Tim O’Brien uses techniques of repetition and contradiction
to attempt to show the reader how the mind functions after traumatic events.
The death of Curt Lemon is a perfect example of how O’Brien utilizes both
repetition and contradiction to portray a message. Lemon’s death is brought up six different
times throughout the short story. Each time, the death contains more detail and
is portrayed more gruesomely. I think he wrote about the death so many
different times to show what its like to have PTSD. This disease, which many
soldiers suffer from, can cause the mind to have recurring, circular thoughts.

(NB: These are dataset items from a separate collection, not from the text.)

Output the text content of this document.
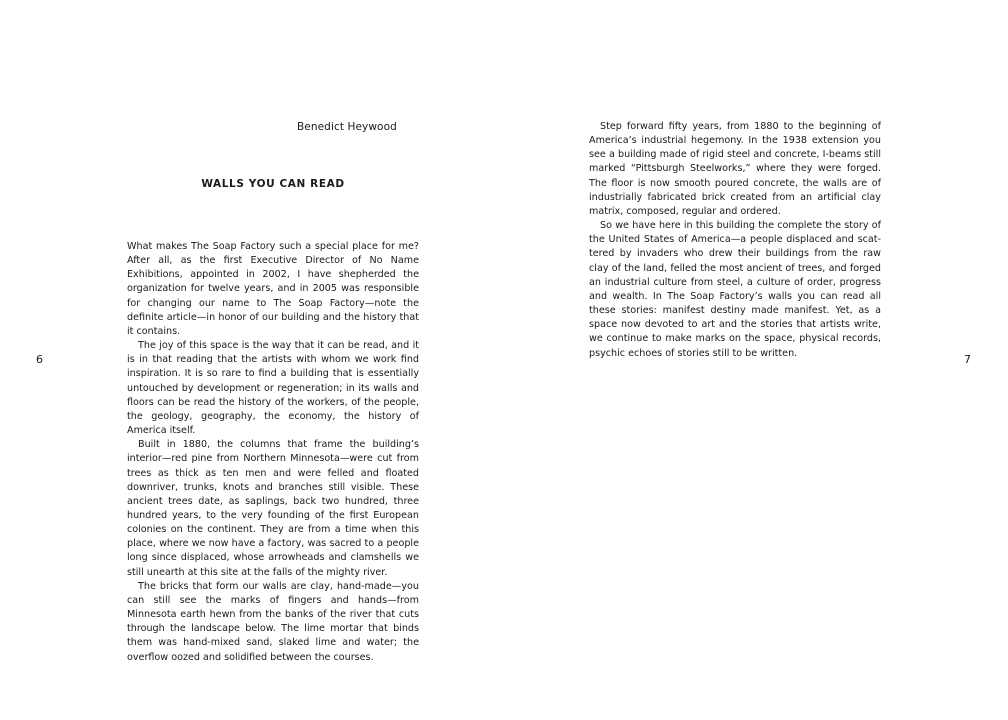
Benedict Heywood
WALLS YOU CAN READ

What makes The Soap Factory such a special place for me? After all, as the first Executive Director of No Name Exhibitions, appointed in 2002, I have shepherded the organization for twelve years, and in 2005 was responsible for changing our name to The Soap Factory—note the definite article—in honor of our building and the history that it contains.

The joy of this space is the way that it can be read, and it is in that reading that the artists with whom we work find inspiration. It is so rare to find a building that is essentially untouched by development or regeneration; in its walls and floors can be read the history of the workers, of the people, the geology, geography, the economy, the history of America itself.

Built in 1880, the columns that frame the building’s interior—red pine from Northern Minnesota—were cut from trees as thick as ten men and were felled and floated downriver, trunks, knots and branches still visible. These ancient trees date, as saplings, back two hundred, three hundred years, to the very founding of the first European colonies on the continent. They are from a time when this place, where we now have a factory, was sacred to a people long since displaced, whose arrowheads and clamshells we still unearth at this site at the falls of the mighty river.

The bricks that form our walls are clay, hand-made—you can still see the marks of fingers and hands—from Minnesota earth hewn from the banks of the river that cuts through the landscape below. The lime mortar that binds them was hand-mixed sand, slaked lime and water; the overflow oozed and solidified between the courses.

6

Step forward fifty years, from 1880 to the beginning of America’s industrial hegemony. In the 1938 extension you see a building made of rigid steel and concrete, I-beams still marked “Pittsburgh Steelworks,” where they were forged. The floor is now smooth poured concrete, the walls are of industrially fabricated brick created from an artificial clay matrix, composed, regular and ordered.

So we have here in this building the complete the story of the United States of America—a people displaced and scattered by invaders who drew their buildings from the raw clay of the land, felled the most ancient of trees, and forged an industrial culture from steel, a culture of order, progress and wealth. In The Soap Factory’s walls you can read all these stories: manifest destiny made manifest. Yet, as a space now devoted to art and the stories that artists write, we continue to make marks on the space, physical records, psychic echoes of stories still to be written.	7
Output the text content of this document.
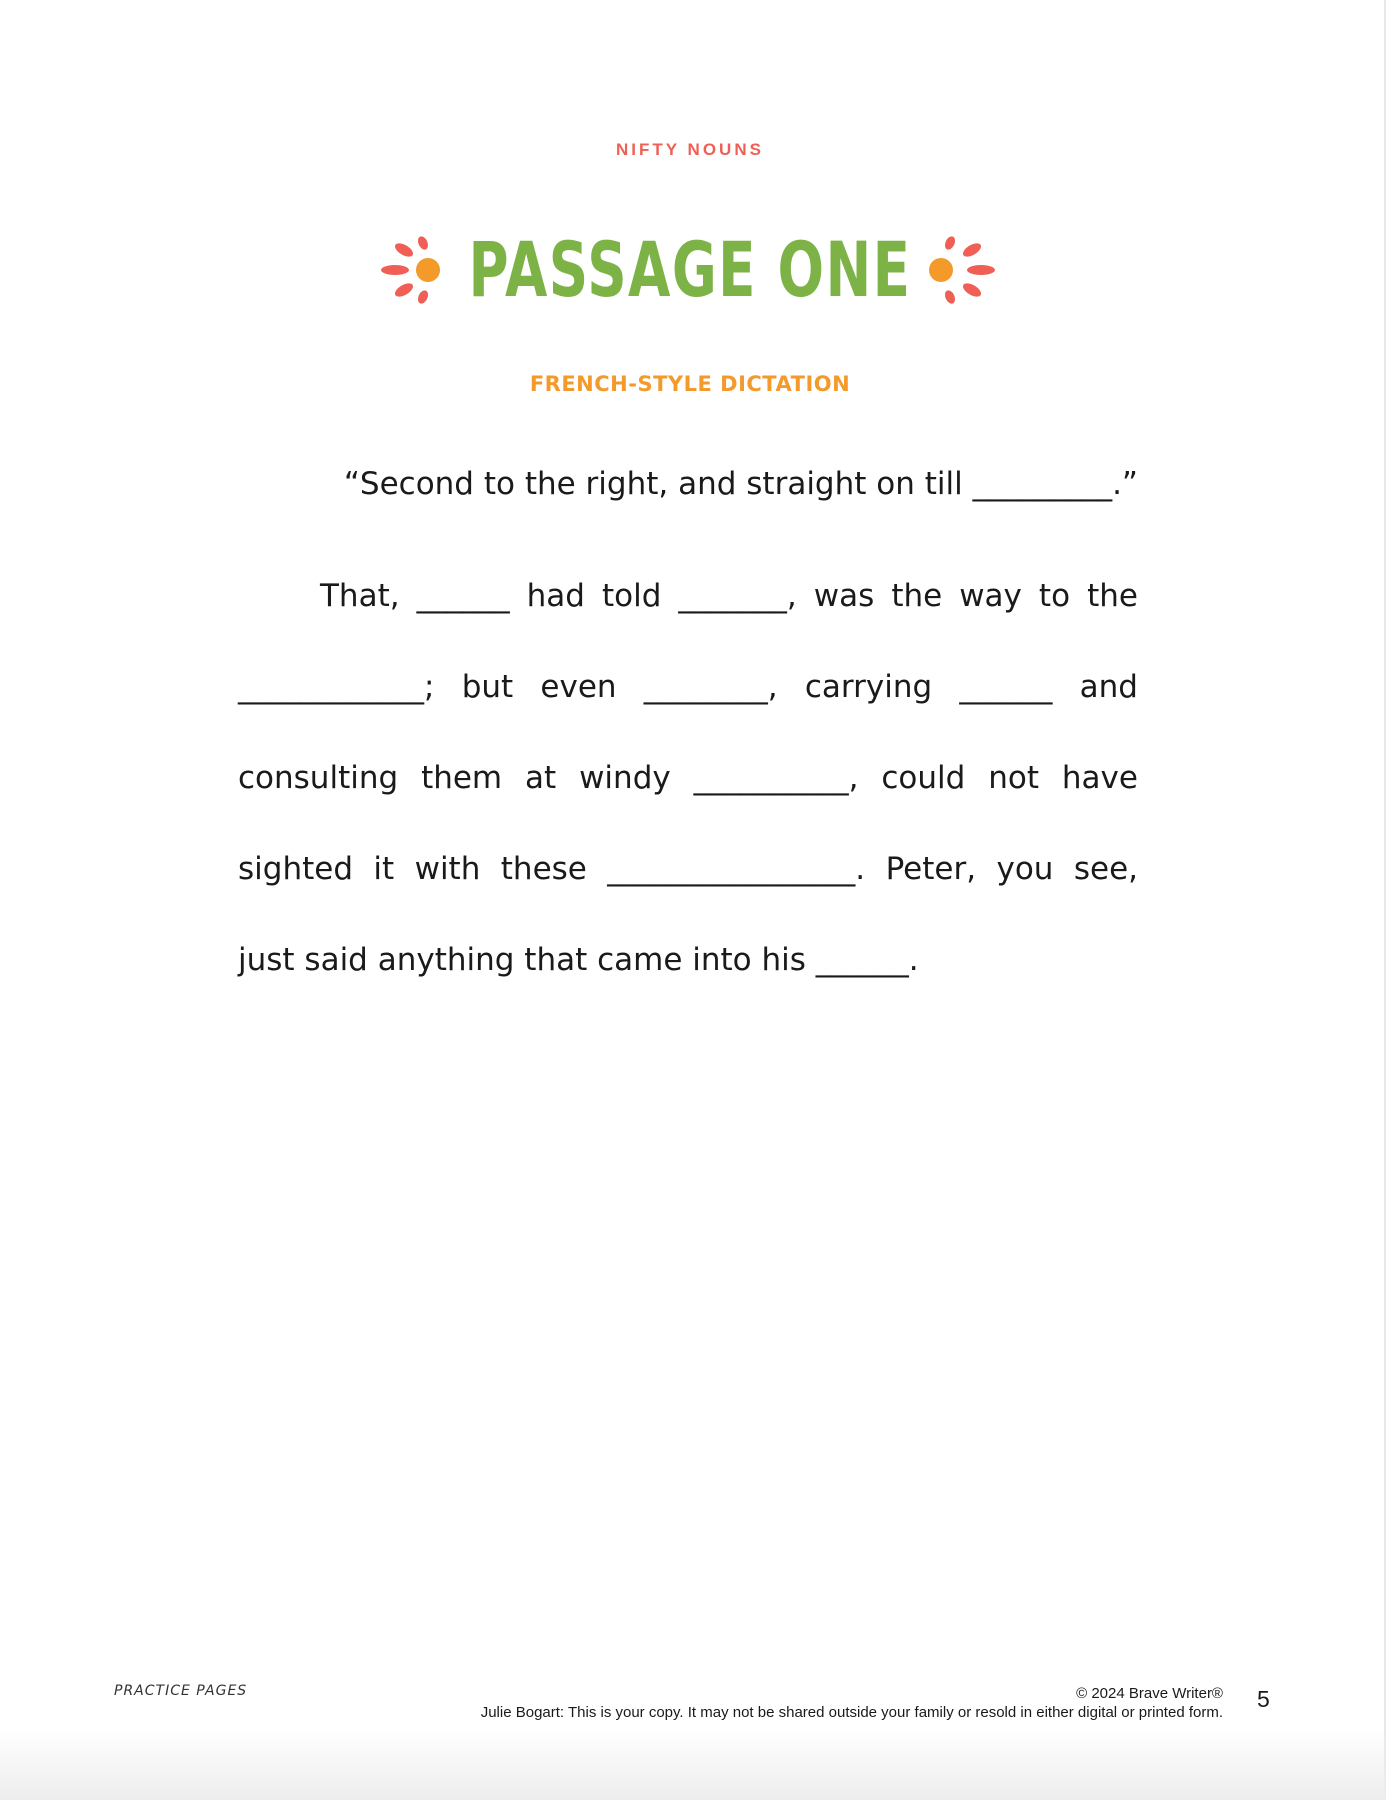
NIFTY NOUNS
PASSAGE ONE
FRENCH-STYLE DICTATION
“Second to the right, and straight on till _________.”
That, ______ had told _______, was the way to the
____________; but even ________, carrying ______ and
consulting them at windy __________, could not have
sighted it with these ________________. Peter, you see,
just said anything that came into his ______.
PRACTICE PAGES	© 2024 Brave Writer®
Julie Bogart: This is your copy. It may not be shared outside your family or resold in either digital or printed form.
5
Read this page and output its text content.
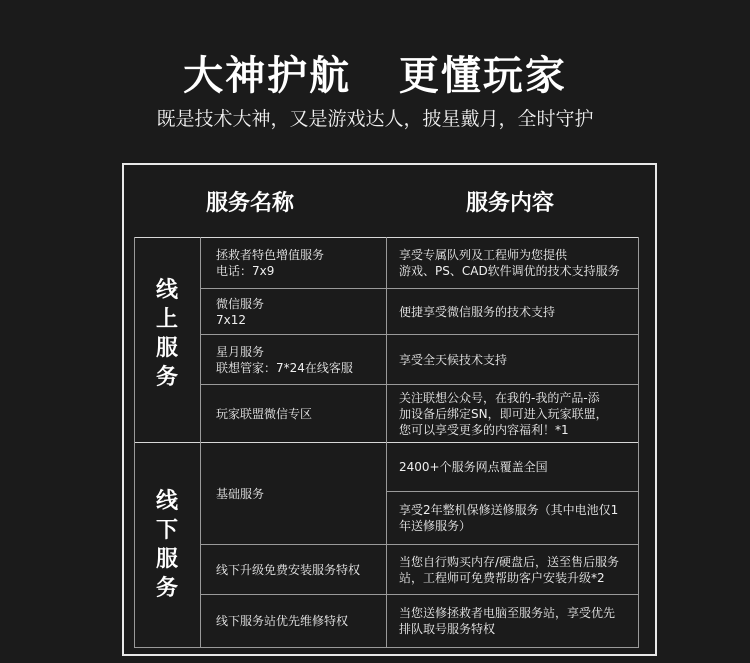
大神护航   更懂玩家
既是技术大神，又是游戏达人，披星戴月，全时守护
服务名称	服务内容
线
上
服
务
线
下
服
务
拯救者特色增值服务
电话：7x9
享受专属队列及工程师为您提供
游戏、PS、CAD软件调优的技术支持服务
微信服务
7x12
便捷享受微信服务的技术支持
星月服务
联想管家：7*24在线客服
享受全天候技术支持
玩家联盟微信专区
关注联想公众号，在我的-我的产品-添
加设备后绑定SN，即可进入玩家联盟，
您可以享受更多的内容福利！*1
基础服务
2400+个服务网点覆盖全国
享受2年整机保修送修服务（其中电池仅1
年送修服务）
线下升级免费安装服务特权
当您自行购买内存/硬盘后，送至售后服务
站，工程师可免费帮助客户安装升级*2
线下服务站优先维修特权
当您送修拯救者电脑至服务站，享受优先
排队取号服务特权
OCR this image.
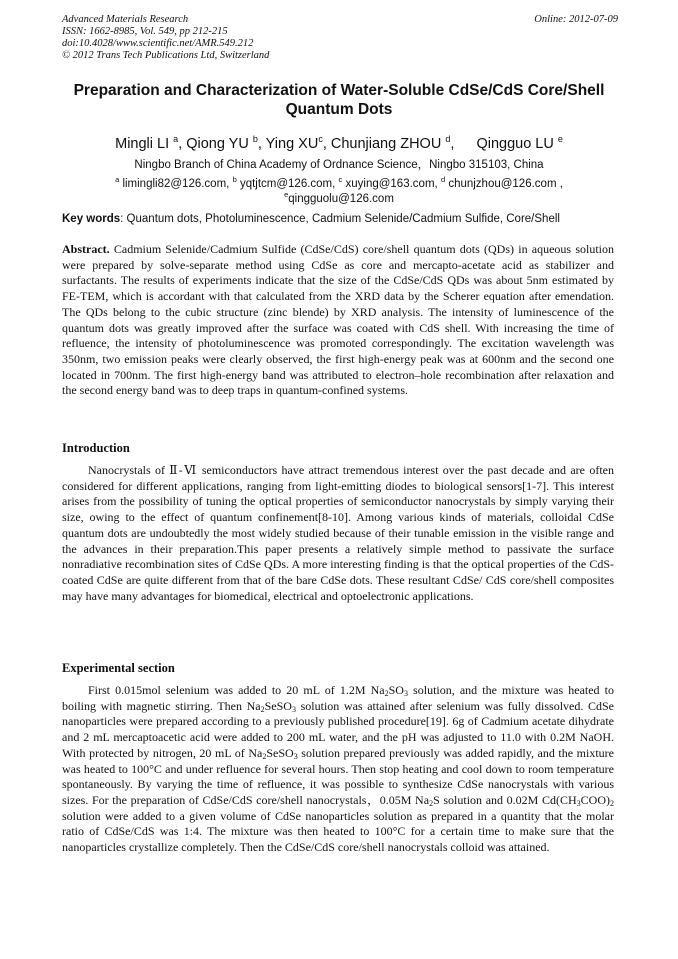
Advanced Materials Research
ISSN: 1662-8985, Vol. 549, pp 212-215
doi:10.4028/www.scientific.net/AMR.549.212
© 2012 Trans Tech Publications Ltd, Switzerland
Online: 2012-07-09
Preparation and Characterization of Water-Soluble CdSe/CdS Core/Shell Quantum Dots
Mingli LI $^a$, Qiong YU $^b$, Ying $XU^c$, Chunjiang ZHOU $^d$, Qingguo LU $^e$
Ningbo Branch of China Academy of Ordnance Science，Ningbo 315103, China
$^a$ limingli82@126.com, $^b$ yqtjtcm@126.com, $^c$ xuying@163.com, $^d$ chunjzhou@126.com ,
$^e$qingguolu@126.com
Key words: Quantum dots, Photoluminescence, Cadmium Selenide/Cadmium Sulfide, Core/Shell
Abstract. Cadmium Selenide/Cadmium Sulfide (CdSe/CdS) core/shell quantum dots (QDs) in aqueous solution were prepared by solve-separate method using CdSe as core and mercapto-acetate acid as stabilizer and surfactants. The results of experiments indicate that the size of the CdSe/CdS QDs was about 5nm estimated by FE-TEM, which is accordant with that calculated from the XRD data by the Scherer equation after emendation. The QDs belong to the cubic structure (zinc blende) by XRD analysis. The intensity of luminescence of the quantum dots was greatly improved after the surface was coated with CdS shell. With increasing the time of refluence, the intensity of photoluminescence was promoted correspondingly. The excitation wavelength was 350nm, two emission peaks were clearly observed, the first high-energy peak was at 600nm and the second one located in 700nm. The first high-energy band was attributed to electron–hole recombination after relaxation and the second energy band was to deep traps in quantum-confined systems.
Introduction
Nanocrystals of Ⅱ-Ⅵ semiconductors have attract tremendous interest over the past decade and are often considered for different applications, ranging from light-emitting diodes to biological sensors[1-7]. This interest arises from the possibility of tuning the optical properties of semiconductor nanocrystals by simply varying their size, owing to the effect of quantum confinement[8-10]. Among various kinds of materials, colloidal CdSe quantum dots are undoubtedly the most widely studied because of their tunable emission in the visible range and the advances in their preparation.This paper presents a relatively simple method to passivate the surface nonradiative recombination sites of CdSe QDs. A more interesting finding is that the optical properties of the CdS-coated CdSe are quite different from that of the bare CdSe dots. These resultant CdSe/ CdS core/shell composites may have many advantages for biomedical, electrical and optoelectronic applications.
Experimental section
First 0.015mol selenium was added to 20 mL of 1.2M $Na_2SO_3$ solution, and the mixture was heated to boiling with magnetic stirring. Then $Na_2SeSO_3$ solution was attained after selenium was fully dissolved. CdSe nanoparticles were prepared according to a previously published procedure[19]. 6g of Cadmium acetate dihydrate and 2 mL mercaptoacetic acid were added to 200 mL water, and the pH was adjusted to 11.0 with 0.2M NaOH. With protected by nitrogen, 20 mL of $Na_2SeSO_3$ solution prepared previously was added rapidly, and the mixture was heated to 100°C and under refluence for several hours. Then stop heating and cool down to room temperature spontaneously. By varying the time of refluence, it was possible to synthesize CdSe nanocrystals with various sizes. For the preparation of CdSe/CdS core/shell nanocrystals，0.05M $Na_2S$ solution and 0.02M $Cd(CH_3COO)_2$ solution were added to a given volume of CdSe nanoparticles solution as prepared in a quantity that the molar ratio of CdSe/CdS was 1:4. The mixture was then heated to 100°C for a certain time to make sure that the nanoparticles crystallize completely. Then the CdSe/CdS core/shell nanocrystals colloid was attained.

I think he decides to tell the story of the death in different ways to show
another struggle: the fact that memory is not a perfect source. The different retellings
of Lemon’s death also tend to contradict each other. The first time he tells
the story, he says, “it was almost beautiful, the way the sunlight came around
him and lifted him up and sucked him high into a tree.” Later, when he talks
about the death again, he describes the horrific process of peeling Lemon’s
guts from the tree. I think the reason that O’Brien contradicts himself in his
descriptions is again to show how one’s mind begins to think while enduring
traumatic situations. Perhaps he contradicting descriptions are intended to show
how the mind will try to make light of a dark situation and look for any glimpse
of happiness or joy in an otherwise dark environment. This is how the
techniques of repetition and contradiction are used to reveal the psychological
repercussions of PTSD.
I agree that contradiction plays a significant role throughout this chapter. In O'Brien's six formulations of Lemon's death, however, I didn't myself see a contradiction of recollection. Rather, it's like you observed initially: each account offers more detail, and frames the same experience in different ways. This does reveal other contradictions of course, most strikingly to me the contradiction between war's aesthetic and its action. Perhaps aesthetically, Lemon's death DID exhibit some visceral beauty, despite its grizzly circumstance and tragedy. So perhaps his reformulations are with this paradox in mind? I appreciate the notion of the narrative also signifying a way of coping with PTSD - finding poetry in tragedy and gore, and working back to the unglamorous fact of history.